Orman Köylülerinin Kalkınmalarının Desteklenmesi Hakkında Yasa ile
getirilecek düzenlemelerin, Anayasa'nın 170. maddesinde öngörülen amaca uygun
olması gerekeceğinde kuşku yoktur. Orman niteliğini yitirdiği için orman
sınırları dışına çıkarılan yerlerin, orman köylüsünün yararlanmasına tahsis
edilmesi gerekir.
2924 sayılı Yasa'nın 3763 sayılı Yasa ile değişik 11. maddesinin
birinci fıkrasında yer alan iptali istenen düzenleme ile, orman niteliğini yitiren
yerleri kullanan kimselere orman köylüsü olup olmadıkları gözetilmeden arazi
verilmesi ve bu yerlerin takdir edilecek rayiç bedel üzerinden kullanan
kişilere satışı öngörülmektedir.
Orman köylüsü olup olmadığına bakılmaksızın bu yerlerin kullanan
kişilere satışının yapılmasını sağlayan bu düzenleme Anayasa'nın 170. maddesine
aykırıdır.
Açıklanan nedenlerle '...kullanan kişilerin adları kadastro
tutanağının beyanlar hanesinde gösterilir...' ibaresinin iptali gerekir.'
Yine Anayasa Mahkemesinin 23.1.2002 tarihli ve E.2001/382,
K.2002/21 sayılı kararında da,
'Anayasa'nın bu emredici kuralı nedeniyle yasakoyucunun, bu alanların
kullanıcılarına veya başkalarına, hatta orman içi köyler halkına satılmasını
veya bu amaçla devredilmesini sağlayacak bir düzenleme yapması olanaklı
değildir.
Anayasa'nın 169. maddesindeki orman sınırlarının daraltılmasına
olanak tanınan iki halde de, orman sınırları dışına çıkarma sonucu elde edilen
alanların değerlendirilmesi açısından herhangi bir ayrım yapılamayacağı, bu
yerlerden yararlanmaya ilişkin düzenlemelerin, Anayasa'nın 170. maddesinde
öngörülen amaca uygun yapılması gerekeceği kuşkusuzdur.'denilmiştir.
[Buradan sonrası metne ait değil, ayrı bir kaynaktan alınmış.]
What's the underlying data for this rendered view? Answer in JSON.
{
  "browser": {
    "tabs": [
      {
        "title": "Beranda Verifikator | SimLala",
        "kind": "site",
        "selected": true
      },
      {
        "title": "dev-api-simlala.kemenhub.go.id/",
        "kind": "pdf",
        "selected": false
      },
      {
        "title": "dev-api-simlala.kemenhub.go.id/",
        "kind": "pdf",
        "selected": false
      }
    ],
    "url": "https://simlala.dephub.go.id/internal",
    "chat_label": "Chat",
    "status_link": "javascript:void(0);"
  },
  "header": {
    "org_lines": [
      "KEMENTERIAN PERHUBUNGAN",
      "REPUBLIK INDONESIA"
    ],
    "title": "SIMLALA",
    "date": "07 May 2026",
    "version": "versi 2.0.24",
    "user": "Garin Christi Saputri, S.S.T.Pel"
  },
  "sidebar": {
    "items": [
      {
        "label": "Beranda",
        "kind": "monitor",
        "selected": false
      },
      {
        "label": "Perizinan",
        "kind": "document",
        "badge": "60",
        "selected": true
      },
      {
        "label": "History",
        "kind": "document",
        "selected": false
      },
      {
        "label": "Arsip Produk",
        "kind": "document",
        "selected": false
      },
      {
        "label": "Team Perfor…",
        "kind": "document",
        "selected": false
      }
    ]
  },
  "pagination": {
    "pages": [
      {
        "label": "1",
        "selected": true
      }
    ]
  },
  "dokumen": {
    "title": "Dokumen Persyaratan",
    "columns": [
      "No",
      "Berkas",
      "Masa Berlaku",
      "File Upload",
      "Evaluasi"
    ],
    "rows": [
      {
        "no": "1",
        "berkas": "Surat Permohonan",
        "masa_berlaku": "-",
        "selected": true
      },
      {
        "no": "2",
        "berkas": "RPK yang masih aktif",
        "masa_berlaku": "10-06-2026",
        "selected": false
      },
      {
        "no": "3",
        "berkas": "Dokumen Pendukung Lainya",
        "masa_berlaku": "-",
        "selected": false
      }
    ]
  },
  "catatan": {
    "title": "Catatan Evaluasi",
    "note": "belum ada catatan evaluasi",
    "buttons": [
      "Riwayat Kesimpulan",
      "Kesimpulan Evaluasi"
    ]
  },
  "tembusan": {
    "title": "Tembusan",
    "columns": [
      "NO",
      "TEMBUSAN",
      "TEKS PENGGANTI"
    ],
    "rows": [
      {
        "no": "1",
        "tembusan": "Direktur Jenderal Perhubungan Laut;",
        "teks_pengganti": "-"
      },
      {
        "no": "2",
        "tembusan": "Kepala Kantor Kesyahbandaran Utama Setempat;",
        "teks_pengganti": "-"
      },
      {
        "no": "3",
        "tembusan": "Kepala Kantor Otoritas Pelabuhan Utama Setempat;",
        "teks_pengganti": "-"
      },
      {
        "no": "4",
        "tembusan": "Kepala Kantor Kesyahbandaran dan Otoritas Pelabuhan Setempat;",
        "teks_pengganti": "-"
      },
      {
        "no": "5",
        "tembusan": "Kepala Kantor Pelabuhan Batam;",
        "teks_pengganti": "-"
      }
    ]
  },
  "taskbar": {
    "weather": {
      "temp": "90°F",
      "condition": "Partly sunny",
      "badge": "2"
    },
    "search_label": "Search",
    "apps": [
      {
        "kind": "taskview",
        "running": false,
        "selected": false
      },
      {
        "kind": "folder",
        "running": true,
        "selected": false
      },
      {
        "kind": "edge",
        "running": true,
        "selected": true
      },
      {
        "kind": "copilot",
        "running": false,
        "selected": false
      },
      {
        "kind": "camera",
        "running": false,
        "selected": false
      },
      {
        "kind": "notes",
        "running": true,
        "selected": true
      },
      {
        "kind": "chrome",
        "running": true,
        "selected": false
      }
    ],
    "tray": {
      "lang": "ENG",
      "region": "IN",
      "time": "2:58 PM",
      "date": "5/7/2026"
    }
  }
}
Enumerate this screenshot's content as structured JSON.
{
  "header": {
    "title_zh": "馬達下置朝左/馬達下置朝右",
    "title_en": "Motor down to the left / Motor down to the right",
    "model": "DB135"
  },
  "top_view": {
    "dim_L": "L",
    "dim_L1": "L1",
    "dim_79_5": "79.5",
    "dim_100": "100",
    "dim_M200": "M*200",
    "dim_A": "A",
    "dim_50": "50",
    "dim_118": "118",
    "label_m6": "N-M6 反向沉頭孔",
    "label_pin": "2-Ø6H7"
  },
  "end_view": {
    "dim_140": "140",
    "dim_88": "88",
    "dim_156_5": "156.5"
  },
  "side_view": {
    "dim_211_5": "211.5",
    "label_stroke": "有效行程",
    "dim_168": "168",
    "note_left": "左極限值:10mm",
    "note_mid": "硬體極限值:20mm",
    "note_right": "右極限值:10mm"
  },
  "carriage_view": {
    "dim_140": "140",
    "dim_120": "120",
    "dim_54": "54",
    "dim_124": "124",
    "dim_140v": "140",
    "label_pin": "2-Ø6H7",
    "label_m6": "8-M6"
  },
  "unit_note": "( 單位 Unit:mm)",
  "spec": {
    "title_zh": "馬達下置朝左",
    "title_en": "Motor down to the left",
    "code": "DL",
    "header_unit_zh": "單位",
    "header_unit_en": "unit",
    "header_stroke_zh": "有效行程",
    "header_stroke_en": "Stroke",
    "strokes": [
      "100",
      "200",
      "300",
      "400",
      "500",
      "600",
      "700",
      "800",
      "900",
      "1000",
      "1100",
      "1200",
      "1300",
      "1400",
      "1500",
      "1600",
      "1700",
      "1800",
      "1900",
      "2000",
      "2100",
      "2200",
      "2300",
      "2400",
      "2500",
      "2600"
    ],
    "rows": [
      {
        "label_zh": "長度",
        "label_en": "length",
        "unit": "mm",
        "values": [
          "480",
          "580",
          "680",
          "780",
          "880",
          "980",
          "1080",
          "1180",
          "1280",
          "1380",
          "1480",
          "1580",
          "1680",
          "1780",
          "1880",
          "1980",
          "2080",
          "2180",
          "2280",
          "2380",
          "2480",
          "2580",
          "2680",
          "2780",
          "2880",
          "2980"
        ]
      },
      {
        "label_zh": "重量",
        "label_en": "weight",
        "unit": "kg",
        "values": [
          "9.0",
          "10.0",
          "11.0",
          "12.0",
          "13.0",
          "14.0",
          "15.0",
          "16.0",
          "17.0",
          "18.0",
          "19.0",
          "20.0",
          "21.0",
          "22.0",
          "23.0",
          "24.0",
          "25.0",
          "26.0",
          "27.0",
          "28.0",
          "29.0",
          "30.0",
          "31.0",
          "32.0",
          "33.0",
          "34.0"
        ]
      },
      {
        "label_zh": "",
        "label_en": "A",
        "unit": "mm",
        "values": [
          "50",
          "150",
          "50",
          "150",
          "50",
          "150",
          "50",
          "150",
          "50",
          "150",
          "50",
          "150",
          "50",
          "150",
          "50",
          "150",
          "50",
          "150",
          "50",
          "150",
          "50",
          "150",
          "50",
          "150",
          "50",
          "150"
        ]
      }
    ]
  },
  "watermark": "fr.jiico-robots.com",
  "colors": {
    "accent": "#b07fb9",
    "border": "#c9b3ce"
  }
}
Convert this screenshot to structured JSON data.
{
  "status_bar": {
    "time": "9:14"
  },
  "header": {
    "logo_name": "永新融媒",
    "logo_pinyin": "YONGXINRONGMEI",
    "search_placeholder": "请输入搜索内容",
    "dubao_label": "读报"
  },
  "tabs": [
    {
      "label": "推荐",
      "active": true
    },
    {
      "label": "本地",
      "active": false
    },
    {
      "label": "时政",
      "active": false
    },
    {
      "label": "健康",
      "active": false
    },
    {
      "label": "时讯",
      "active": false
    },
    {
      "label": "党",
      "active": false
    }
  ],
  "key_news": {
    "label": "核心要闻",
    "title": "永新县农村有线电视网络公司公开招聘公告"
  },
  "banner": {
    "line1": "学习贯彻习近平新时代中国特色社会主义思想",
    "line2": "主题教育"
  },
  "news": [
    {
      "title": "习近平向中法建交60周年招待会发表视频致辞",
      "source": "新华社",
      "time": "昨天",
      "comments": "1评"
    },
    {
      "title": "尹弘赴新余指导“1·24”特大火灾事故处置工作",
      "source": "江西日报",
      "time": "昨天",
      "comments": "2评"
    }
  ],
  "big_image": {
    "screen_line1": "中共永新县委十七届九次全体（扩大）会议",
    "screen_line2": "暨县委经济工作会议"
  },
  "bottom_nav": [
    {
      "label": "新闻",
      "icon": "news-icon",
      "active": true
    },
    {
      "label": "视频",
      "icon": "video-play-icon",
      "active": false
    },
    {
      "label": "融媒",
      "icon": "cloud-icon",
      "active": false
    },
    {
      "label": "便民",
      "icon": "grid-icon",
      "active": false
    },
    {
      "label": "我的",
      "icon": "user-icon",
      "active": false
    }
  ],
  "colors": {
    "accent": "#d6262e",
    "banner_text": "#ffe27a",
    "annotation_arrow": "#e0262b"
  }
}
29.06.2001 gün ve 4706 sayılı Yasanın 3. maddesi ile '6831 sayılı
Yasanın 2/B maddesi gereğince orman rejimi dışına çıkartılan alanlarda 2924
sayılı Yasa hükümlerinin uygulanmayacağı ve Bakanlığın istemi üzerine gerekli
kadastro işlemi yapıldıktan sonra 3194 sayılı İmar Yasası ve uygulama
yöntemlerindeki kısıtlamalara tabi olmadan ifraz ve tevhit işlemleri yapılarak
kullanıcılarına doğrudan satılabileceği' hükümleri getirilmişse de, yine bu
maddede Anayasa Mahkemesinin 23.01.2002 gün 2001/382-21 sayılı kararıyla'...Anayasanın
emredici kuralı nedeniyle ... orman rejimi dışına çıkartılan yerlerin
kullanıcılarına veya başkalarına, hatta orman içi köyler halkına satılmasını
veya bu amaçla devredilmesini sağlayacak bir düzenleme yapılması olanaklı
değildir... bu nedenle, Hazine adına orman rejimi dışına çıkartılan yerlerin
satışı ve bu amaçla devri olanağını getiren dava konusu kural, Anayasanın 169
ve 170. maddelerine aykırıdır'gerekçesiyle iptal edilmiştir.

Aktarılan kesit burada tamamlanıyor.